Streaming response Mistral Ai chatbot RAG

Lampropeltis · March 20, 2024, 2:27pm

Hello everyone.
I’m having trouble posting a streaming reply with my chatbot Mistral Ai.

The Mistral’ api give a working example (displaying live response in terminal).

client = MistralClient(api_key=MISTRAL_API_KEY)

messages = [ChatMessage(role="user", content="write python program to find prime numbers")]

stream_response = client.chat_stream(model=model, messages=messages)

for chunk in stream_response:
    print(chunk.choices[0].delta.content)

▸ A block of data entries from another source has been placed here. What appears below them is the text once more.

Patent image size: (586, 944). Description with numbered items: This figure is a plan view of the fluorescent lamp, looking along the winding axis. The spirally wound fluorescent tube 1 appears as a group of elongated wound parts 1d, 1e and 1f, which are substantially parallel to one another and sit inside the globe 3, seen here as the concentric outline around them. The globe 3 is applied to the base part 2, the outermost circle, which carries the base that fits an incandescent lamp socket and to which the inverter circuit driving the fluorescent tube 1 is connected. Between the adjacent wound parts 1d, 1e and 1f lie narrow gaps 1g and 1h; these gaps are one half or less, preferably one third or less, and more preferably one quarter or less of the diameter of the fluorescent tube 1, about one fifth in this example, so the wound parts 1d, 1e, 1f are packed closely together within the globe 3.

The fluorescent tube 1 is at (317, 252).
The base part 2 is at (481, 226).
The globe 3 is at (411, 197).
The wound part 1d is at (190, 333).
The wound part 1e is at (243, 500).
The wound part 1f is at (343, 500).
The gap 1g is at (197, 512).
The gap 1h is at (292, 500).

In my streamlit chatbot RAG app, this would be :


stream_response = client.chat_stream(
    model=model,
    messages=messages
)

response = "test"
for chunk in stream_response:
    st.write_stream(chunk.choices[0].delta.content)

but this gave me the following error :
streamlit.errors.StreamlitAPIException: st.write_stream expects a generator or stream-like object as input not <class ‘str’>. Please use st.write instead for this data type.

Has anyone ever used the mistrail ai api with a streaming response in a streamlit chatbot?

Thank you in advance !

Goyo · March 20, 2024, 8:09pm

What happens if you follow the advice included in the error message?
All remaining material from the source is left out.